In the latest gaffe to demonstrate the privacy perils of anonymized data, New York City officials have inadvertently revealed the detailed comings and goings of individual taxi drivers over more than 173 million trips.
City officials released the data in response to a public records request and specifically obscured the drivers’ hack license numbers and medallion numbers. Rather than including those numbers in plaintext, the 20 gigabyte file contained one-way cryptographic hashes using the MD5 algorithm. Instead of a record showing medallion number 9Y99 or hack number 5296319, for example, those numbers were converted to 71b9c3f3ee5efb81ca05e9b90c91c88f and 98c2b1aeb8d40ff826c6f1580a600853, respectively.
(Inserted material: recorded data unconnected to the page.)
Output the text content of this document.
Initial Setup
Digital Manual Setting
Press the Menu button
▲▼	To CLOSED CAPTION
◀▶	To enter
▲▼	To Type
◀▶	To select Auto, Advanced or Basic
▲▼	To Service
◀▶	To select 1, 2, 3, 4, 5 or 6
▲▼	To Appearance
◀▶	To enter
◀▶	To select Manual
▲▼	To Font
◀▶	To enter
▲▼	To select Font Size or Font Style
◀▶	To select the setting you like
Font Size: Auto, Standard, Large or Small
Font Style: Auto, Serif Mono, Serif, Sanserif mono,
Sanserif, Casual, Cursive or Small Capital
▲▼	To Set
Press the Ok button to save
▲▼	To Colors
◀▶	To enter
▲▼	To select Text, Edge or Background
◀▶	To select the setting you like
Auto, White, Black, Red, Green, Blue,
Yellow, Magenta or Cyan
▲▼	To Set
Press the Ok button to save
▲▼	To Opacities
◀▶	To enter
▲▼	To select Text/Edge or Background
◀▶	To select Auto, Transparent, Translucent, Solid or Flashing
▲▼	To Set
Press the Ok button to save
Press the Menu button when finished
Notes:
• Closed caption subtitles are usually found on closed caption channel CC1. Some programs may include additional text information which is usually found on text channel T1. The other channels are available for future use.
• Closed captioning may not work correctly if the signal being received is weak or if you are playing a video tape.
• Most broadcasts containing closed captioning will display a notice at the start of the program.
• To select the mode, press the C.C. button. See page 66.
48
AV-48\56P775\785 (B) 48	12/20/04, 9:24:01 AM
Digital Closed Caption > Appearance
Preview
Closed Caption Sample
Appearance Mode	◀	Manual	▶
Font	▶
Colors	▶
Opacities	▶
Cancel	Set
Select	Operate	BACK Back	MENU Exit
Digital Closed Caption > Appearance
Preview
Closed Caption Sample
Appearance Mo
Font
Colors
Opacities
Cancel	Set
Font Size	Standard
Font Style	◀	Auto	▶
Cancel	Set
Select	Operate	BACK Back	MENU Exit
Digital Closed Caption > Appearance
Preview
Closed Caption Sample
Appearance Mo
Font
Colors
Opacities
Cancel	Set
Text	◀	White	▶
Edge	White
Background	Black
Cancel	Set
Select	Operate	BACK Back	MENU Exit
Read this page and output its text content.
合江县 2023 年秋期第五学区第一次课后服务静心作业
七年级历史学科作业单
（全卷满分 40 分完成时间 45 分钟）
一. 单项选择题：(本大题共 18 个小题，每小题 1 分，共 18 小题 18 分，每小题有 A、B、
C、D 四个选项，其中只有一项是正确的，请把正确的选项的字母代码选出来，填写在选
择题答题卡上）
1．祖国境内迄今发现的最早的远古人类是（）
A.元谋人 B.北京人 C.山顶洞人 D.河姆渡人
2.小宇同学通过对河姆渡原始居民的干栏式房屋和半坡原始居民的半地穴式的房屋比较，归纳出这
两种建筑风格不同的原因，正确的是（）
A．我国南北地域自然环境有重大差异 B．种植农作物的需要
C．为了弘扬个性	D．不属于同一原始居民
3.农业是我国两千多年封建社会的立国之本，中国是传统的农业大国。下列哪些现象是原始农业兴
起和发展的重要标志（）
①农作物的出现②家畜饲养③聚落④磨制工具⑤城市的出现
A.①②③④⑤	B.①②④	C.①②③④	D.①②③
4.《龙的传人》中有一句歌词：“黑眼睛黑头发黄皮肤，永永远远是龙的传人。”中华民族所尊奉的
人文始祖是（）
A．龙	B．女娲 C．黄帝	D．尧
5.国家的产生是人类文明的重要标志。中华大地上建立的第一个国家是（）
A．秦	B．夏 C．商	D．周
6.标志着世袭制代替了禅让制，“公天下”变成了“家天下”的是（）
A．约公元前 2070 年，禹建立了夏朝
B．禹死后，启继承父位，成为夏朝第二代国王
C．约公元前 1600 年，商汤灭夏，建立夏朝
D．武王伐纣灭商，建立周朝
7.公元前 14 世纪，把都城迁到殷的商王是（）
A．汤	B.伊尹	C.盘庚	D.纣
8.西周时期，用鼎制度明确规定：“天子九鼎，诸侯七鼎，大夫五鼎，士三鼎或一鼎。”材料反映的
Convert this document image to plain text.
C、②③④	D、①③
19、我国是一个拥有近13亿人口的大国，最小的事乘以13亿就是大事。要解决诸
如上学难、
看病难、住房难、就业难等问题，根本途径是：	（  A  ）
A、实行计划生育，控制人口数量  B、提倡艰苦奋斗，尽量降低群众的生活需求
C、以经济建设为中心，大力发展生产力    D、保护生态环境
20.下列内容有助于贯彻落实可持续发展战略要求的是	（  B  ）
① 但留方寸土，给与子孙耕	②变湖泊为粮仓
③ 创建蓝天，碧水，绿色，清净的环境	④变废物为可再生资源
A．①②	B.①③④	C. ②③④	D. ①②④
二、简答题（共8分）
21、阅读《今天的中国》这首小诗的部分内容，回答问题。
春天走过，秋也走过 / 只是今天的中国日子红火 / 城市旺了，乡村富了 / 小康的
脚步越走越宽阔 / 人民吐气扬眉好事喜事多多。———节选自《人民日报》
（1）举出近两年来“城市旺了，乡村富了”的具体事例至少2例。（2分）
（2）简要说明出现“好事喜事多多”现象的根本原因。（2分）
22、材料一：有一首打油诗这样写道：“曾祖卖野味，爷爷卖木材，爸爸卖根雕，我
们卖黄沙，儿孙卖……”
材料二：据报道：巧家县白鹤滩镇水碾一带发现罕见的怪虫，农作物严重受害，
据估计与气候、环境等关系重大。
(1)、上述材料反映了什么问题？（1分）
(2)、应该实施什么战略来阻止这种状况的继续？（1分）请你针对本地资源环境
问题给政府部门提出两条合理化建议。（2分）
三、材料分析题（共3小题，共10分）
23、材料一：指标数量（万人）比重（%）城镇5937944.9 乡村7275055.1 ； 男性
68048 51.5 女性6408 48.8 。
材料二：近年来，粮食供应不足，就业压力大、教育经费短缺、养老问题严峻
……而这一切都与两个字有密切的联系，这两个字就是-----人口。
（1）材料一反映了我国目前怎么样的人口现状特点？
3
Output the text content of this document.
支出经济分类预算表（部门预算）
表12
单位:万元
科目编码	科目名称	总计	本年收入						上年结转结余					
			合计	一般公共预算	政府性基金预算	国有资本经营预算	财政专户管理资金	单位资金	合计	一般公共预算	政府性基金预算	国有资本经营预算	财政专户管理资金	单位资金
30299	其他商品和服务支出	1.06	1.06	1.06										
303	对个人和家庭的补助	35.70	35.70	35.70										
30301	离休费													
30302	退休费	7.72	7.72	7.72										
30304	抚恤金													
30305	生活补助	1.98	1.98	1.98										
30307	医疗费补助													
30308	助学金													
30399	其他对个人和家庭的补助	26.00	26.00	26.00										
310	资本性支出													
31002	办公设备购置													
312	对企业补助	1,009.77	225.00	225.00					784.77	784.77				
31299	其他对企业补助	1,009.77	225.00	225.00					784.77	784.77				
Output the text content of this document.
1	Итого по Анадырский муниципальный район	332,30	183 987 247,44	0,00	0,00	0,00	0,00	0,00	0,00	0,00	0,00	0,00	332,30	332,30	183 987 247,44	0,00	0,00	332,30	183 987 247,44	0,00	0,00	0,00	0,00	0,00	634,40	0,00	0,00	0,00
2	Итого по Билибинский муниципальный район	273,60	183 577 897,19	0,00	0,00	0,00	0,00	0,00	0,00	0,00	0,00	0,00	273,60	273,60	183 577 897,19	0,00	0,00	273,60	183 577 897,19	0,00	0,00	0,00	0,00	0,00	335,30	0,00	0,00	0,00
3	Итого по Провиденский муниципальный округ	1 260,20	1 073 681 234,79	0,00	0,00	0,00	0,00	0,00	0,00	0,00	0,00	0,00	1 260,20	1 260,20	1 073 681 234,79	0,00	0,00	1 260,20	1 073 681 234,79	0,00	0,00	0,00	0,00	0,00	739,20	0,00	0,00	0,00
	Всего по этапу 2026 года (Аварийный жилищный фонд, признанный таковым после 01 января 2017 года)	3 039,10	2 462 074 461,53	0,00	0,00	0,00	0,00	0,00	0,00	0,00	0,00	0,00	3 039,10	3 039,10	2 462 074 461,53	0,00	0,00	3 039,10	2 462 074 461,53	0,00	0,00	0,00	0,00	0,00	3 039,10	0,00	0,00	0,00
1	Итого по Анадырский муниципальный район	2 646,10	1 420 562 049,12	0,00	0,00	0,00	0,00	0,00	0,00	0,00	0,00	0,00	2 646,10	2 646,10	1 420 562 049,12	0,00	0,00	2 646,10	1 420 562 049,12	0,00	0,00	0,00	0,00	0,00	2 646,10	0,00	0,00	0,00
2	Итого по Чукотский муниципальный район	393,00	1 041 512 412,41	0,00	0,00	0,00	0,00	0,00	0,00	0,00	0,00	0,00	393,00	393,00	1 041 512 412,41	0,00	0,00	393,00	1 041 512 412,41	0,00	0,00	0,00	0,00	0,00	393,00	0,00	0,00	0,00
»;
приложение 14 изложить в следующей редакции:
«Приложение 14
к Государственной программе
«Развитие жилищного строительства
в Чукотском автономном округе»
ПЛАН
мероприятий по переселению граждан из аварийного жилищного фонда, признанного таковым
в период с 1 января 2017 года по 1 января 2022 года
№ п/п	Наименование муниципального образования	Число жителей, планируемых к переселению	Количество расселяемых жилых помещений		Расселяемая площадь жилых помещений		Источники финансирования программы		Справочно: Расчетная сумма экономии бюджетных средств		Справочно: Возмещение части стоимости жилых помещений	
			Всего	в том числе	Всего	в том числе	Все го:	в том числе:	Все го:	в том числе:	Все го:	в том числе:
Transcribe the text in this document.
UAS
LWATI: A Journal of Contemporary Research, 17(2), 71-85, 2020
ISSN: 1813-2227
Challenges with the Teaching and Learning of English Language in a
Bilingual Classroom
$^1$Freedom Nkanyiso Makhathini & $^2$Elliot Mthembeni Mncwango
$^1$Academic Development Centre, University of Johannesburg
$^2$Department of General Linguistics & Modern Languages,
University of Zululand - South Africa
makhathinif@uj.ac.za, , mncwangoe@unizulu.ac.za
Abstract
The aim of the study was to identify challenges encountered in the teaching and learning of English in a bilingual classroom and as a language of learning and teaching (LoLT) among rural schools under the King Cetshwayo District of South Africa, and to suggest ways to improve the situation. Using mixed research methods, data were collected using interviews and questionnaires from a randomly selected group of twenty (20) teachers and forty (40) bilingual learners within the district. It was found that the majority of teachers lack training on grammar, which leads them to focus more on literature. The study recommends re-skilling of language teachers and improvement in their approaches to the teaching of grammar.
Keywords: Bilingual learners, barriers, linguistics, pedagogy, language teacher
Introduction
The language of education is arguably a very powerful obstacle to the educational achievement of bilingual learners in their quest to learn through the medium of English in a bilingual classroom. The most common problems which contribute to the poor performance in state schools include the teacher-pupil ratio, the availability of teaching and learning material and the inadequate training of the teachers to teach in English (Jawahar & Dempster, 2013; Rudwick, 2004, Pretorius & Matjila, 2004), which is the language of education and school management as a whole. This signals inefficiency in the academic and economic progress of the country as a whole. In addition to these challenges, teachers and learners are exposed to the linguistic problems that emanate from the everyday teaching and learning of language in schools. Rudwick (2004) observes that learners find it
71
Because they’re one-way hashes, they can’t be mathematically converted back into their original values. Presumably, officials used the hashes to preserve the privacy of individual drivers since the records provide a detailed view of their locations and work performance over an extended period of time.
It turns out there’s a significant flaw in the approach. Because both the medallion and hack numbers are structured in predictable patterns, it was trivial to run all possible iterations through the same MD5 algorithm and then compare the output to the data contained in the 20GB file. Software developer Vijay Pandurangan did just that, and in less than two hours he had completely de-anonymized all 173 million entries.